Letters 7 & 8: Treatment of Hypertension, June-August 1995

These letters emphasized choosing antihypertensive drugs primarily based on the results of randomized controlled trials measuring morbidity and mortality. The evidence at the present time demonstrates that low dose thiazides are effective in reducing the incidence of myocardial infarction, stroke, and overall mortality in patients with mild to severe hypertension. The amount of evidence in favor of beta blockers is less and we have little data on what dose is optimal or whether cardioselectivity and partial agonist activity are beneficial. There are no randomized controlled trials in hypertension measuring morbidity and mortality associated with ACE inhibitors and calcium channel blockers.The case control study which we referred to in Letter 8 has now been published.(6) This study shows that for the treatment of hypertension calcium channel blockers (verapamil, diltiazem, and nifedipine) are each associated with a 60% increased risk of myocardial infarction (MI) compared with thiazides and beta blockers. When the dose response relationship was evaluated, higher doses of calcium channel blockers increased the risk of MI compared with beta blockers where higher doses decreased the risk.
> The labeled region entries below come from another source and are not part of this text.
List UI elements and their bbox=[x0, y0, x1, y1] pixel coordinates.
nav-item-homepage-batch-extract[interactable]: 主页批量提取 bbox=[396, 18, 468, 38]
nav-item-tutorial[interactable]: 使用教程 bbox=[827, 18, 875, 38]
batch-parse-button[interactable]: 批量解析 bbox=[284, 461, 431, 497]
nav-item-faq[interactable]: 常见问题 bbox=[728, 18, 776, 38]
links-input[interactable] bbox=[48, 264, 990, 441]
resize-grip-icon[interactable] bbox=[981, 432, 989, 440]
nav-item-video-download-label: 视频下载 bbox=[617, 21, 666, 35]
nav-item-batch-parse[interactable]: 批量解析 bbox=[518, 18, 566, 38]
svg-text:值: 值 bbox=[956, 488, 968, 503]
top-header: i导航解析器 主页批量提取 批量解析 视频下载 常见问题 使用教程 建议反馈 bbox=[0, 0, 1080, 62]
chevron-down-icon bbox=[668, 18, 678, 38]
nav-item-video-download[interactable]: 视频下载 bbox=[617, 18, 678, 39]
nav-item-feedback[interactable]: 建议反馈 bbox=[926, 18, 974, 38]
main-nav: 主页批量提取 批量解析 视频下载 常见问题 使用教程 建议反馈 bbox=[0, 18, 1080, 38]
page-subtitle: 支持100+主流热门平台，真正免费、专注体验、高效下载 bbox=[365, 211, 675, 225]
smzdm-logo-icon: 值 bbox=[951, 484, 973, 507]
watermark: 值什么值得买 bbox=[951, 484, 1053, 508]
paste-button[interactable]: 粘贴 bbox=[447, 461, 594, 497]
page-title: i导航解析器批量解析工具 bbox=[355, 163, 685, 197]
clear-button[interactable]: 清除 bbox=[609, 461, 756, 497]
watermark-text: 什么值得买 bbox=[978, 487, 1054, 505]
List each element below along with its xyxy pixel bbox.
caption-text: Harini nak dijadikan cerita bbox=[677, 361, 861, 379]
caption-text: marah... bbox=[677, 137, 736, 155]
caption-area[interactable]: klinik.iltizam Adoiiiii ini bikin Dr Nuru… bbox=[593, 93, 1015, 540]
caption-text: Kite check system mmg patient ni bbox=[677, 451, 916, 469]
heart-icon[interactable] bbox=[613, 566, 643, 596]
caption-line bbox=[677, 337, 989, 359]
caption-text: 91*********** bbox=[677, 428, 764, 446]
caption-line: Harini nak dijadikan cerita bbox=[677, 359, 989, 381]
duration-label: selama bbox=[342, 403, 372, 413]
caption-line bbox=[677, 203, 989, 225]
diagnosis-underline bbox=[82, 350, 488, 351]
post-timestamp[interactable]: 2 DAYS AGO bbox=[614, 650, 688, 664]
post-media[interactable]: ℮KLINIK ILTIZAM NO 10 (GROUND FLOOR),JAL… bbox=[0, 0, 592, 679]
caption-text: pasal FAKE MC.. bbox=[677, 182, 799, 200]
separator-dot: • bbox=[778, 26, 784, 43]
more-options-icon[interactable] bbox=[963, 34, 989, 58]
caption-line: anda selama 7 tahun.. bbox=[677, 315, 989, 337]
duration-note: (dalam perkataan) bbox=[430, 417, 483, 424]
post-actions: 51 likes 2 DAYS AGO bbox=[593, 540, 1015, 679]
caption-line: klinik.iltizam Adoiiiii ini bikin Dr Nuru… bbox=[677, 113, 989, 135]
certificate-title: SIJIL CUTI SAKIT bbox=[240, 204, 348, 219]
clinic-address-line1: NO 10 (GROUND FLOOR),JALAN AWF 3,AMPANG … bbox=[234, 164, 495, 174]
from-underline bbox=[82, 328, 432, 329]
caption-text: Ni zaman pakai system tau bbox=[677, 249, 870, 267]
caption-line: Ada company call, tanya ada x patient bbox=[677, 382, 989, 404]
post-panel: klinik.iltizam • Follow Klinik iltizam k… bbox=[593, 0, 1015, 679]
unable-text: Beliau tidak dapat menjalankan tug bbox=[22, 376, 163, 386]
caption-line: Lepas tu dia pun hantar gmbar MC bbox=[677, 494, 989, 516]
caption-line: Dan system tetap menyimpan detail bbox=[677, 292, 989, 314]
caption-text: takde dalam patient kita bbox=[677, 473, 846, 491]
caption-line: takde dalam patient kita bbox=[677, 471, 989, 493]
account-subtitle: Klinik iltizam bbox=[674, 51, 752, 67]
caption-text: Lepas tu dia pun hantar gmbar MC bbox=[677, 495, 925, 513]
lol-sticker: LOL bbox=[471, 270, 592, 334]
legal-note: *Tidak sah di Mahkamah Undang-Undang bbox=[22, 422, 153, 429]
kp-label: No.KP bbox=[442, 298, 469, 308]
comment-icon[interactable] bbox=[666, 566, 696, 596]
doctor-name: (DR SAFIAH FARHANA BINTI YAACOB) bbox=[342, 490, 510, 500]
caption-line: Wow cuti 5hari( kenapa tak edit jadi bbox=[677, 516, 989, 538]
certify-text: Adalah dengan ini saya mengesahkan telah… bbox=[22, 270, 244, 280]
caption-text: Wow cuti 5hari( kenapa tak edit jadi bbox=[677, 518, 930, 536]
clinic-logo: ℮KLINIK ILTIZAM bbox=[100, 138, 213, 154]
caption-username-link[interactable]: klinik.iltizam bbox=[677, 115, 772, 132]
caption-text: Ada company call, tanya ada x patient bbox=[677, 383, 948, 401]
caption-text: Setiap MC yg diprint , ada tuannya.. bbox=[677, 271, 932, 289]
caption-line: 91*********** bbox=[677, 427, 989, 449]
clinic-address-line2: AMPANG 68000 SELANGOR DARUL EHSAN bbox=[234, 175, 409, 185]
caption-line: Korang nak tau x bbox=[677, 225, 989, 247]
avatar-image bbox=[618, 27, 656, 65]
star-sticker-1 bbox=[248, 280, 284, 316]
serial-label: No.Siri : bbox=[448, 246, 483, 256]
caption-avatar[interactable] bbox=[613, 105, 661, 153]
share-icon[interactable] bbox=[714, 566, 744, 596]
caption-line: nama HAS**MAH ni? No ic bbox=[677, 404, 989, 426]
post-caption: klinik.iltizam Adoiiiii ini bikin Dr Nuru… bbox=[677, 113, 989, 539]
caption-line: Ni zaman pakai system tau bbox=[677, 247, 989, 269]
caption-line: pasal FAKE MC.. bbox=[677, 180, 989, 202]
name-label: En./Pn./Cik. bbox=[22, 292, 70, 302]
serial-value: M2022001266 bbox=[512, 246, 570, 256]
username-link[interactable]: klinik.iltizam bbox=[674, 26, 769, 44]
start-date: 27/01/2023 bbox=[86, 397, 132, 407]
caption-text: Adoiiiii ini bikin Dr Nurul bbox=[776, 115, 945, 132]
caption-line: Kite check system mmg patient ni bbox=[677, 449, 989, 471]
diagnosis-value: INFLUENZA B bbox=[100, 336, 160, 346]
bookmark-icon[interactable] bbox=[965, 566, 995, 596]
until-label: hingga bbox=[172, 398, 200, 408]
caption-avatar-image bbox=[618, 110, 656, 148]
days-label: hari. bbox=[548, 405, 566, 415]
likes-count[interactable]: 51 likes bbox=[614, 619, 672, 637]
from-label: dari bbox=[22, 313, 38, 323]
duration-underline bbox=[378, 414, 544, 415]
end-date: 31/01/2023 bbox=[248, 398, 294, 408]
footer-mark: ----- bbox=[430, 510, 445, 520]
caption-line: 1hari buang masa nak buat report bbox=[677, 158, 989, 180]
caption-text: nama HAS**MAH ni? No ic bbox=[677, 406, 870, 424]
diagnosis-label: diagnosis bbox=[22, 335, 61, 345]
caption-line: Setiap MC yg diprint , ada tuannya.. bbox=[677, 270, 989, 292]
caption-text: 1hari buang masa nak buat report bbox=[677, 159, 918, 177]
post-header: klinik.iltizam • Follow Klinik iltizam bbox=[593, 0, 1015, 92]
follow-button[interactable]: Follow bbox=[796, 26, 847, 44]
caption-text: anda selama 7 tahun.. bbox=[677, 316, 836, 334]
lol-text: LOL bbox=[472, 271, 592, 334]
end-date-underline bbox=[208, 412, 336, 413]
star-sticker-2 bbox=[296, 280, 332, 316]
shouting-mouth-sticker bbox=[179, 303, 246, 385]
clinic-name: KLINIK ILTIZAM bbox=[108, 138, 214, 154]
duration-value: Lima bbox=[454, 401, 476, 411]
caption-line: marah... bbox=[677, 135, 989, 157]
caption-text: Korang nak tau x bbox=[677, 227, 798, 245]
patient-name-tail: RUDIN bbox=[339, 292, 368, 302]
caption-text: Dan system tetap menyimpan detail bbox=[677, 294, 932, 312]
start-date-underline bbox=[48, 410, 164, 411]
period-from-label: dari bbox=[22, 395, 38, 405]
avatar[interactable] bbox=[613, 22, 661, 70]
Another interesting observation from this study is that ACE inhibitors alone were associated with an MI risk similar to diuretics and beta blockers.


References

  1. Savarino V, Vigneri S, How should we decide on the best regimen for eradicating Helicobacter pylori? BMJ 1995; 311:581-582.
  2. Sung JJY, Chung SCS, Ling TKW et al. Antibacterial treatment of gastric ulcers associated with Helicobacter pylori. N Engl J Med 1995; 332:139-42.
  3. Silverstein FE, Graham DY, Senior JR et al. Misoprostol reduces serious gastrointestinal complications in patients with rheumatoid arthritis receiving nonsteroidal anti-inflammatory drugs. Ann Intern Med 1995; 123:241-249.
  4. Levine JS. Misoprostol and nonsteroidal anti-inflammatory drugs: a tale of effects, outcomes and costs. Ann Intern Med 1995, 123:309-310.
  5. Raskin JB, White RH, Jackson JE et al. Misoprostol dosage in the prevention of nonsteroidal anti-inflammatory drug-induced gastric and duodenal ulcers: a comparison of three regimens. Ann Intern Med 1995;123:344-350.
  6. Psaty BM, Heckbert SR, Koepsell TD et al. The risk of myocardial infarction associated with antihypertensive drug therapies. JAMA 1995; 274:620-625.